Münster, 28. Juni 2026

Ein Hauch von Abenteuer lag am Sonntag über dem Aasee. Der Segelclub Hansa Münster hatte zum traditionellen AaseeTag geladen. Mehr als 70 Kinder und Jugendliche im Alter von sechs bis 15 Jahren nutzten die Gelegenheit, um ohne Vorkenntnisse in die Welt des Segelns hineinzuschnuppern. Als Boote dienten die klassischen „Optimist“-Jollen für den Nachwuchs. Pünktlich um 9:30 Uhr begann das geschäftige Treiben am Steg des Hansa-Hafens. Vor dem Start stand die Sicherheit im Vordergrund: Nach der Anmeldung wurden alle Teilnehmer mit Rettungswesten ausgestattet. Ein gemeinsames Aufwärmprogramm an Land lockerte die Muskeln für den Einsatz auf dem Wasser. Übungsleiterin Judith Maucher stimmte die Gruppe schließlich auf die anstehende Aufgabe ein: Eine Schatzsuche auf dem Aasee.
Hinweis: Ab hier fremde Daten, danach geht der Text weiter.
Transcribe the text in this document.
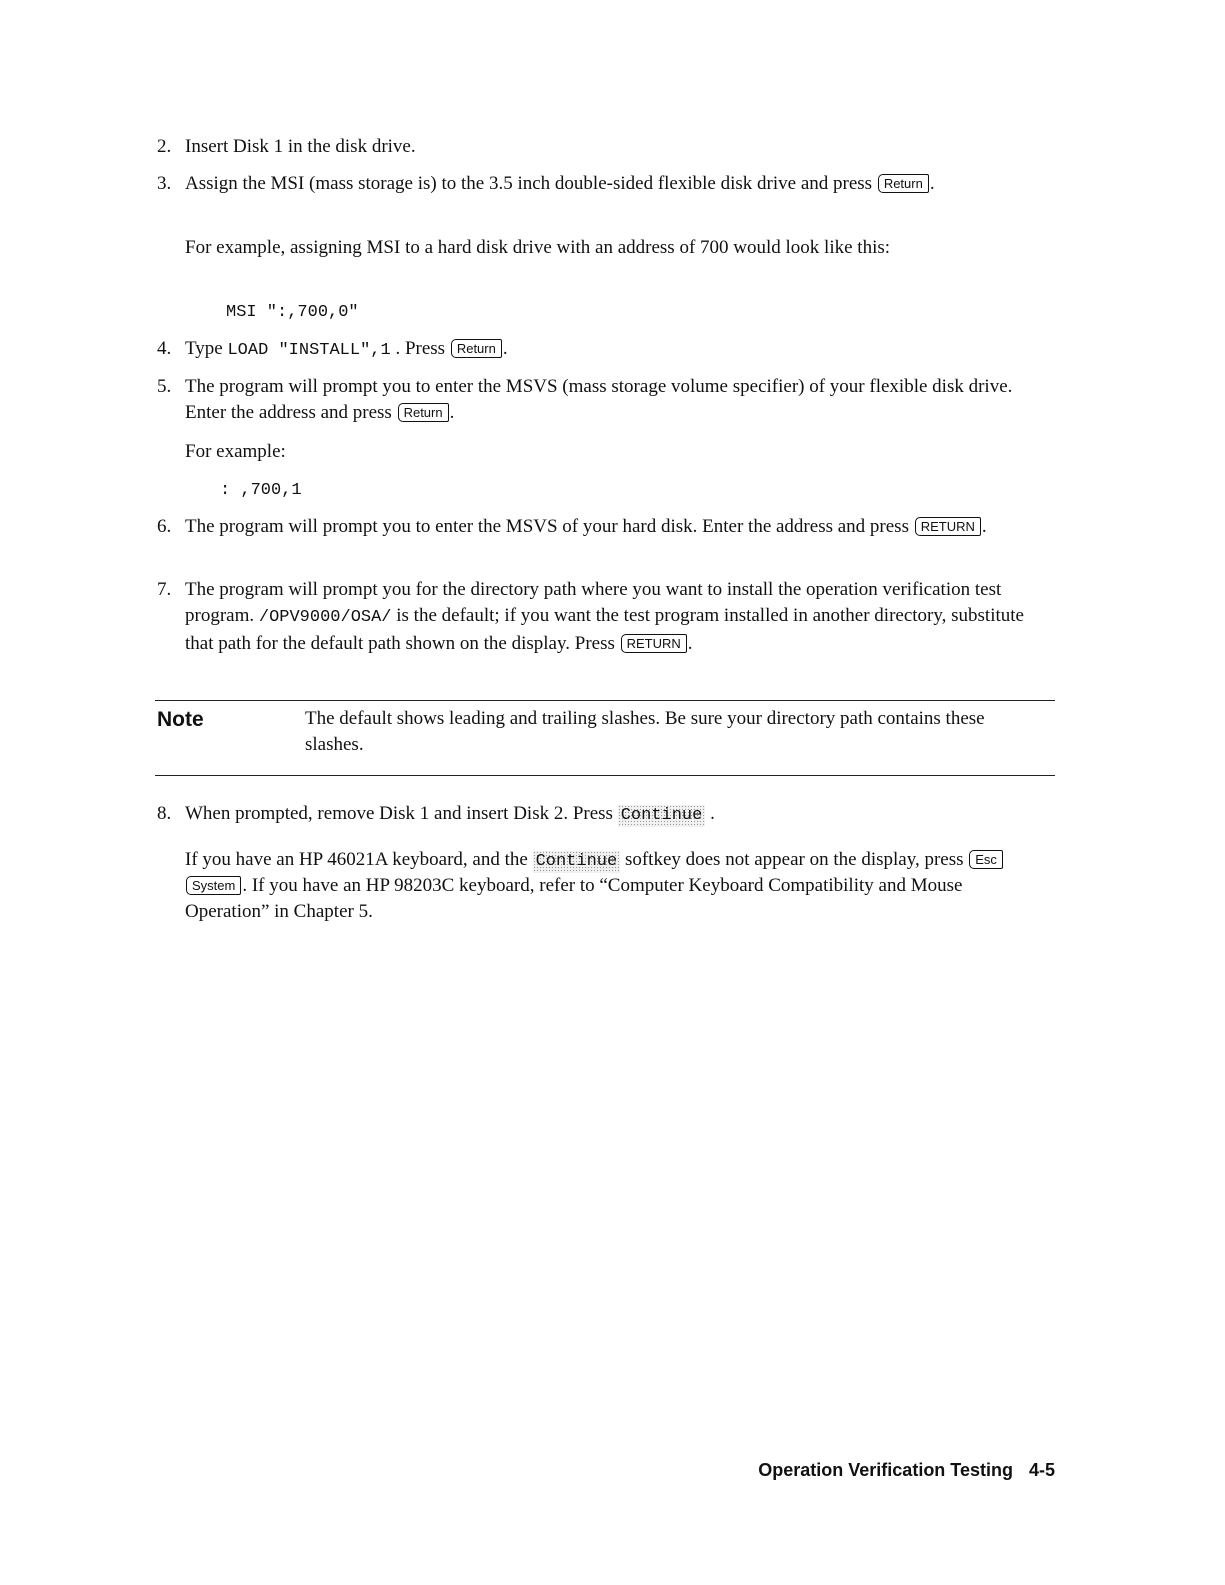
2. Insert Disk 1 in the disk drive.
3. Assign the MSI (mass storage is) to the 3.5 inch double-sided flexible disk drive and press Return .
For example, assigning MSI to a hard disk drive with an address of 700 would look like this:
MSI ":,700,0"
4. Type LOAD "INSTALL",1 . Press Return .
5. The program will prompt you to enter the MSVS (mass storage volume specifier) of your flexible disk drive. Enter the address and press Return .
For example:
: ,700,1
6. The program will prompt you to enter the MSVS of your hard disk. Enter the address and press RETURN .
7. The program will prompt you for the directory path where you want to install the operation verification test program. /OPV9000/OSA/ is the default; if you want the test program installed in another directory, substitute that path for the default path shown on the display. Press RETURN .
Note	The default shows leading and trailing slashes. Be sure your directory path contains these slashes.
8. When prompted, remove Disk 1 and insert Disk 2. Press Continue .
If you have an HP 46021A keyboard, and the Continue softkey does not appear on the display, press Esc System . If you have an HP 98203C keyboard, refer to “Computer Keyboard Compatibility and Mouse Operation” in Chapter 5.
Operation Verification Testing 4-5
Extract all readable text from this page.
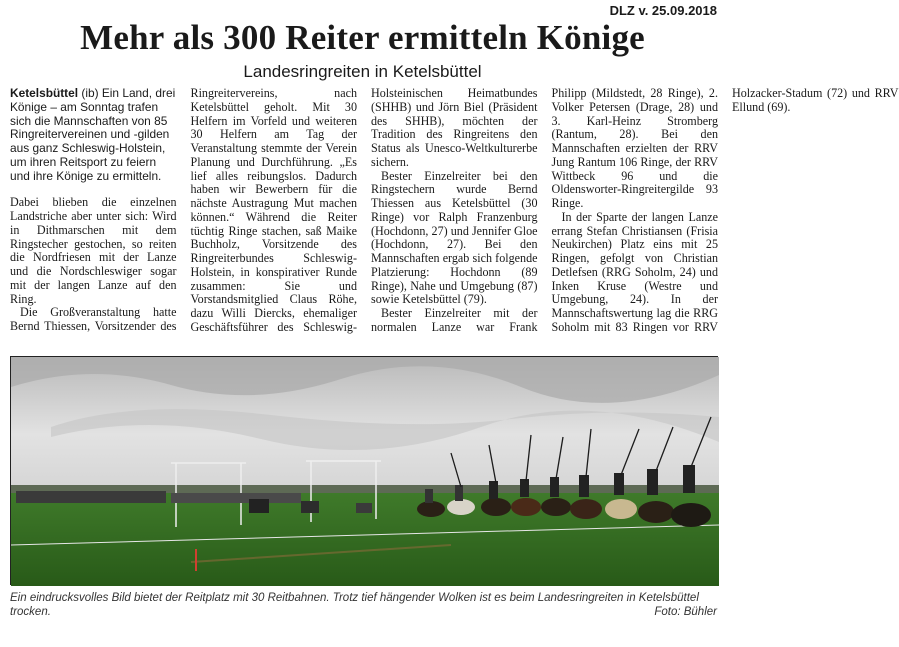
DLZ v. 25.09.2018
Mehr als 300 Reiter ermitteln Könige
Landesringreiten in Ketelsbüttel

Ketelsbüttel (ib) Ein Land, drei Könige – am Sonntag trafen sich die Mannschaften von 85 Ringreitervereinen und -gilden aus ganz Schleswig-Holstein, um ihren Reitsport zu feiern und ihre Könige zu ermitteln.

Dabei blieben die einzelnen Landstriche aber unter sich: Wird in Dithmarschen mit dem Ringstecher gestochen, so reiten die Nordfriesen mit der Lanze und die Nordschleswiger sogar mit der langen Lanze auf den Ring.

Die Großveranstaltung hatte Bernd Thiessen, Vorsitzender des Ringreitervereins, nach Ketelsbüttel geholt. Mit 30 Helfern im Vorfeld und weiteren 30 Helfern am Tag der Veranstaltung stemmte der Verein Planung und Durchführung. „Es lief alles reibungslos. Dadurch haben wir Bewerbern für die nächste Austragung Mut machen können.“ Während die Reiter tüchtig Ringe stachen, saß Maike Buchholz, Vorsitzende des Ringreiterbundes Schleswig-Holstein, in konspirativer Runde zusammen: Sie und Vorstandsmitglied Claus Röhe, dazu Willi Diercks, ehemaliger Geschäftsführer des Schleswig-Holsteinischen Heimatbundes (SHHB) und Jörn Biel (Präsident des SHHB), möchten der Tradition des Ringreitens den Status als Unesco-Weltkulturerbe sichern.

Bester Einzelreiter bei den Ringstechern wurde Bernd Thiessen aus Ketelsbüttel (30 Ringe) vor Ralph Franzenburg (Hochdonn, 27) und Jennifer Gloe (Hochdonn, 27). Bei den Mannschaften ergab sich folgende Platzierung: Hochdonn (89 Ringe), Nahe und Umgebung (87) sowie Ketelsbüttel (79).

Bester Einzelreiter mit der normalen Lanze war Frank Philipp (Mildstedt, 28 Ringe), 2. Volker Petersen (Drage, 28) und 3. Karl-Heinz Stromberg (Rantum, 28). Bei den Mannschaften erzielten der RRV Jung Rantum 106 Ringe, der RRV Wittbeck 96 und die Oldensworter-Ringreitergilde 93 Ringe.

In der Sparte der langen Lanze errang Stefan Christiansen (Frisia Neukirchen) Platz eins mit 25 Ringen, gefolgt von Christian Detlefsen (RRG Soholm, 24) und Inken Kruse (Westre und Umgebung, 24). In der Mannschaftswertung lag die RRG Soholm mit 83 Ringen vor RRV Holzacker-Stadum (72) und RRV Ellund (69).

Ein eindrucksvolles Bild bietet der Reitplatz mit 30 Reitbahnen. Trotz tief hängender Wolken ist es beim Landesringreiten in Ketelsbüttel trocken.	Foto: Bühler
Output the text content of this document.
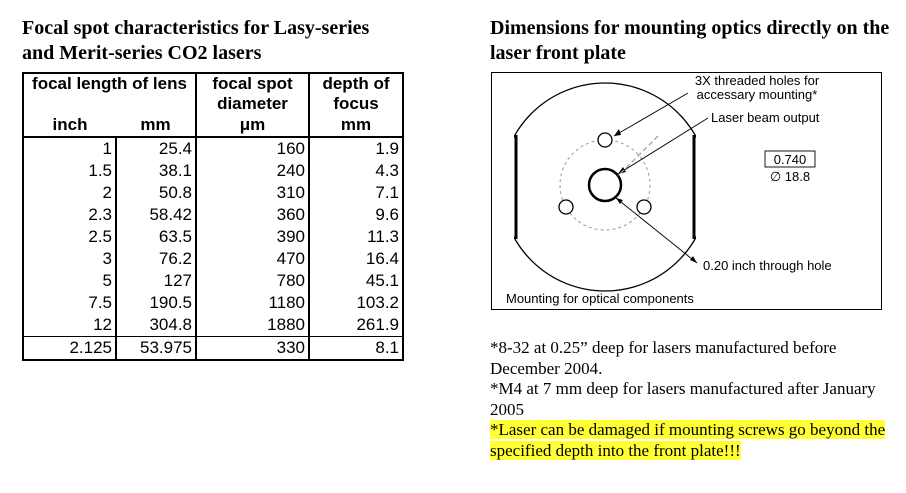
Focal spot characteristics for Lasy-series and Merit-series CO2 lasers
focal length of lens		focal spot diameter	depth of focus
inch	mm	μm	mm
1	25.4	160	1.9
1.5	38.1	240	4.3
2	50.8	310	7.1
2.3	58.42	360	9.6
2.5	63.5	390	11.3
3	76.2	470	16.4
5	127	780	45.1
7.5	190.5	1180	103.2
12	304.8	1880	261.9
2.125	53.975	330	8.1
Dimensions for mounting optics directly on the laser front plate
3X threaded holes for
accessary mounting*
Laser beam output
0.740
∅ 18.8
0.20 inch through hole
Mounting for optical components

*8-32 at 0.25” deep for lasers manufactured before December 2004.

*M4 at 7 mm deep for lasers manufactured after January 2005

*Laser can be damaged if mounting screws go beyond the specified depth into the front plate!!!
In Zweierteams aufgeteilt, steuerten die Kinder die auf dem See verteilten „Schatzinseln“ an, die mit süßem Proviant bestückt waren. Bei mäßigem Wind kreuzte die junge Armada auf unterschiedlichen Kursen über das Wasser. Begleitet wurden die Jollen von Eltern in Begleitbooten, die den Nachwuchs beim ersten Umgang mit Schoten und Pinne unterstützten. Dass Segeln auch Tücken hat, lernten die Mini-Piraten schnell. Die Abdrift auf dem See war nicht zu unterschätzen, sodass einige Boote ungewollt Kurs auf die Torminbrücke nahmen. Dank der Führung durch die Motorboote des Clubs fanden jedoch alle Crews sicher den Weg zurück in den Hafen.


Nach der Mittagspause mit Hotdogs folgte ein spielerisches Spektakel: Beim „Schiffeversenken“ kletterten so viele Kinder auf einen Optimisten, bis dieser kenterte bzw. unterging. Erst beim zwölften Kind gab das Boot nach, was in einem erfrischenden Bad im Aasee endete. Ein letzter Segeltörn rundete das Programm ab. Die Organisatoren dankten allen Helferinnen und Helfern, insbesondere Malte Sulkiewicz für seinen Einsatz. Die Vorfreude auf den AaseeTag 2027 – voraussichtlich drei Wochen vor den Sommerferien – ist bereits groß.
Mehr dazu lesen SHM-Mitglieder demnachst im gedruckten „Hanseat“.
Leo S.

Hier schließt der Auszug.